Sasha Waters Freyer, Cinema and Comparative Literature, College of Liberal Arts and Sciences
Films by Sasha Waters Freyer don’t fit neatly into a category.
There’s Whipped—a documentary about “the mundane day-to-day” work of dominatrixes. Or The Waiting Time, which explores her experience becoming pregnant in midlife, incorporating lots of footage of farm animals standing around...waiting. Razing Appalachia exposes the environmental and social effects of strip-mining in rural West Virginia, chronicling a town’s fight to end it. And her most recent documentary, This American Gothic, weaves together history of the painting and the plight of four women working tirelessly to build a visitor’s center in Eldon, Iowa, where Grant Wood created his masterpiece.
But there is a common denominator to her eclectic body of work: she pursues stories of marginalized populations—women, mothers, workers, residents of rural areas—“people you don’t always hear from.”
The native New Yorker joined the Cinema and Comparative Literature faculty eight years ago after earning a bachelor’s degree in photography at the School of Visual Arts in New York, working professionally in the film industry for five years, and picking up a master’s degree in film from Temple University in Philadelphia.
Waters sat down with fyi to discuss the most important lesson she teaches students, a birthday gift to herself, and why she loves her front porch.
How did you get into filmmaking?
I studied photography as an undergraduate and was interested in documentary photography—being out in the world, meeting people with my camera. It naturally evolved into an interest in documentary film. I wanted to be able to capture those encounters more fully with audio.
Do you have a certain style as a filmmaker?
It’s probably a smarter career move to have one thing you do well and keep going back to it. That allows people to recognize your work. Like Ken Burns: he makes a range of historical documentaries, but has a dominant style. I don’t. I tend to let each individual story inspire me.
Which film are you most proud of?
The most recent short that I finished, Her Heart Is Washed in Water and then Weighed, which is a meditation on motherhood and mortality. It has so many elements—footage I shot in Rome, an autopsy of a human brain, footage from a child’s point of view. A section based on an interview I did with my mother 10 years ago pulls everything together. I’m proud of that film because I tried and failed so many times to make it work, but I think it succeeds conceptually and aesthetically.
What do you teach? What’s the take-home message for your students?
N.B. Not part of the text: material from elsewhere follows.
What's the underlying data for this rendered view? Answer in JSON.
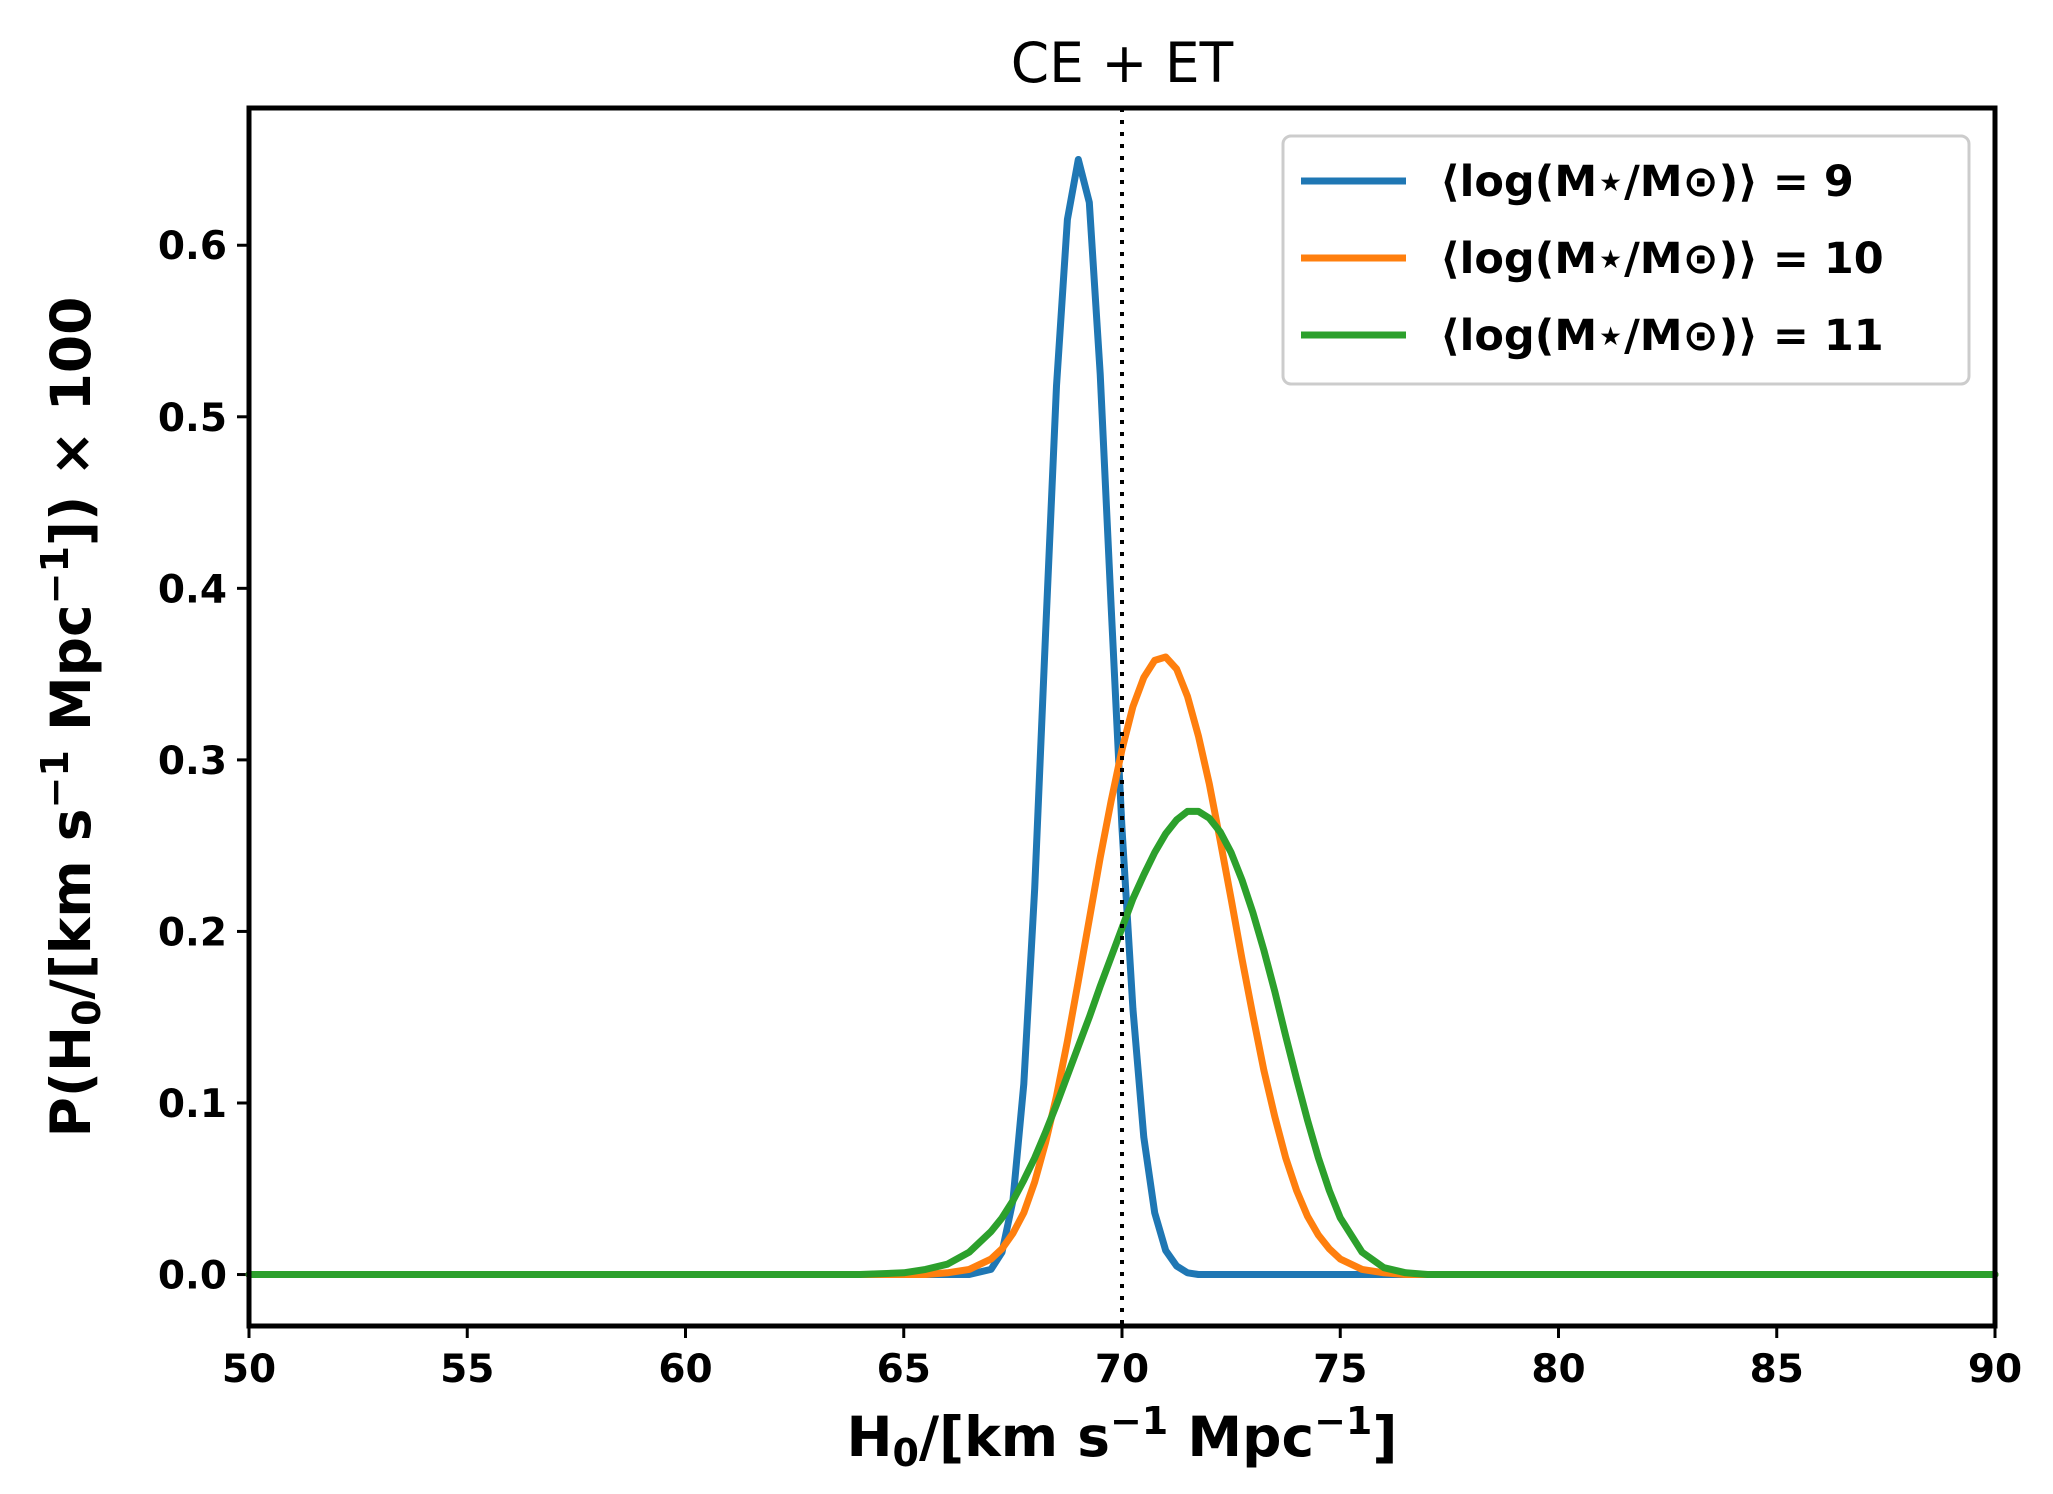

I teach intermediate nonfiction video, advanced editing, advanced video, 16-millimeter film, and producing. I really try to teach my students that you have to be passionate about the story you’re telling. When you make a full-length film, you might be working on it for a couple of years from researching the idea to getting access, shooting and editing. A big part of succeeding in that is knowing you’ll be interested enough in the topic to stay motivated to work on it. You never want to feel like ‘this is a really boring documentary but I have to finish it.’ And, chances are, if you’re curious enough to stick with it that long, other people will be interested in watching it.
Tell me about your family life.
My husband is John Freyer; he teaches photography here. He did a book called All My Life For Sale. For an art project, he literally sold everything he owned online and then drove around the country visiting his stuff, staying with whoever would let him stay with them. Our daughters are Georgia, 4, and Ruby, 1. We do a lot of kid activities: the playground, the park, the library, the farmers’ market. We live in a very “neighborhoody” neighborhood—lots of kids and dogs. We have a big front porch with a table, and we eat there a lot, spend a lot of time hanging out there as a family. After growing up in New York City, having a front porch and a backyard is so great.
Do you have any hobbies?
Textile screenprinting is a new hobby. I did one evening class on it and thought it was awesome. The immediate gratification factor is fantastic—it’s the opposite of filmmaking, which is so drawn out. I had this party book from the 1940s with cool illustrations, so I printed them onto handkerchiefs. I’m going to make my sister a set of napkins for Christmas. I sew also. I decided I’m going to make myself a new dress before my birthday, which is Nov. 19.
What’s the biggest risk you’ve ever taken, and did it pay off?
Moving to Iowa and taking this job in a community where I didn’t know anyone. To be completely honest, I didn’t feel especially committed to being a teacher at that time. I had some teaching experience, but it wasn’t like I knew I wanted to teach. I thought it could be interesting. Now, I love it and I can’t believe I ever thought about doing anything else. So yeah, it definitely paid off.